The Rule of St. Benedict was written around 540, five years before Benedict’s death in 545. It is a very simple outline of what, according to Benedict, it takes to set out on the path to a righteous life. The first and most obvious thing to say is that it takes total commitment, and not in an esoteric or cognitive sense, but in an actual embodied handing over of one’s possessions and one’s person to the monastic community. It is very sobering to read this book and to imagine the sense of loss and stripping away that would occur if the reader were to take it seriously and embark upon this road.

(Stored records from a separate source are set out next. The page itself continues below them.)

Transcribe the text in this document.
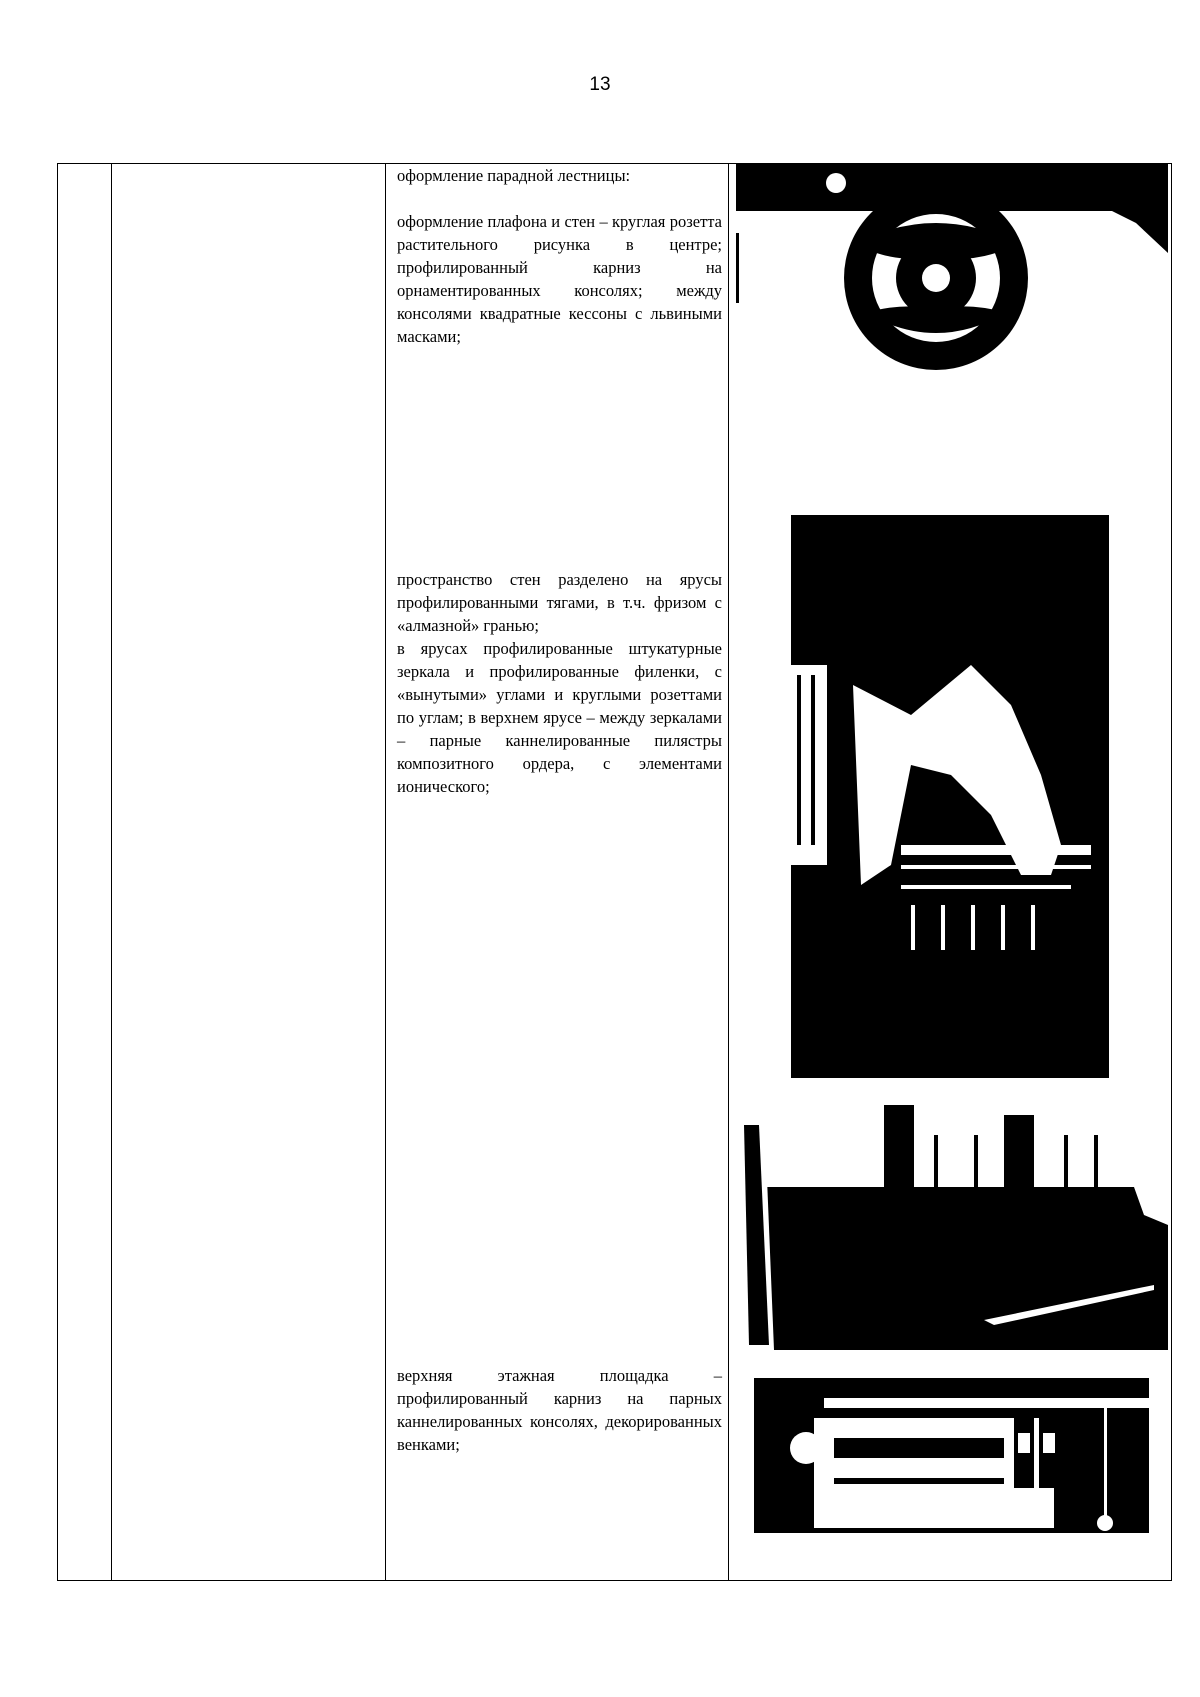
13

оформление парадной лестницы:

оформление плафона и стен – круглая розетта растительного рисунка в центре; профилированный карниз на орнаментированных консолях; между консолями квадратные кессоны с львиными масками;

пространство стен разделено на ярусы профилированными тягами, в т.ч. фризом с «алмазной» гранью;

в ярусах профилированные штукатурные зеркала и профилированные филенки, с «вынутыми» углами и круглыми розеттами по углам; в верхнем ярусе – между зеркалами – парные каннелированные пилястры композитного ордера, с элементами ионического;

верхняя этажная площадка – профилированный карниз на парных каннелированных консолях, декорированных венками;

But the basic thrust is to provide a manual for the monk to fight against the work of the devil in his soul. Benedict is, let us say, not sanguine about human nature. He sees the soul as a battleground between the forces of good and evil. Which will win is dependent upon whether the monk will choose the path of humility or of pride. The fires of pride are stoked by envy and gain, so possessions are not permitted and everyone must have the same. Pride is tempted by position and rank, so if a brother is promoted he must be chosen because of his humility and if his promotion causes him to behave in a haughty manner he must be cautioned and demoted. Pride is manifested in laziness and disobedience; so if a monk repeatedly displays these things he must be warned and, if he does realign himself to godly behaviour, he must be beaten. The monk must pray and read and rise during the night to sing Psalms with the other brothers, this to continully focus his mind upon God and so to triumph over his own miserable condition.
What is remarkable about this is that it is a compromise for St. Benedict, who had started a monastery many years previously but had imposed a rule upon his monks that was so demanding and punishing that the brothers had conspired to poison him to death. He had realised that, although he was capable of the most incredible feats of endurance and abstinance, the normal man simply was not, and so a rule for that normal man. But a rule all the same that appears challenging to the modern ear. The final section of the work is entitled ‘The rule is only a start on the path to justice’:
We have written this rule so that by living by it in accordance with the monasteries we may demonstrate that we are to some extent living virtuously and have made a start on the religious life…But we are lazy and live reprehensible and careless lives, and we ought to be ashamed of ourselves. Whoever you are then, who are hurrying towards the heavenly country, observe this little rule for beginners which I have written with Christ’s help, and then with God’s protection you will at least reach the greater heights of wisdom and virtue I mentioned earlier in this work.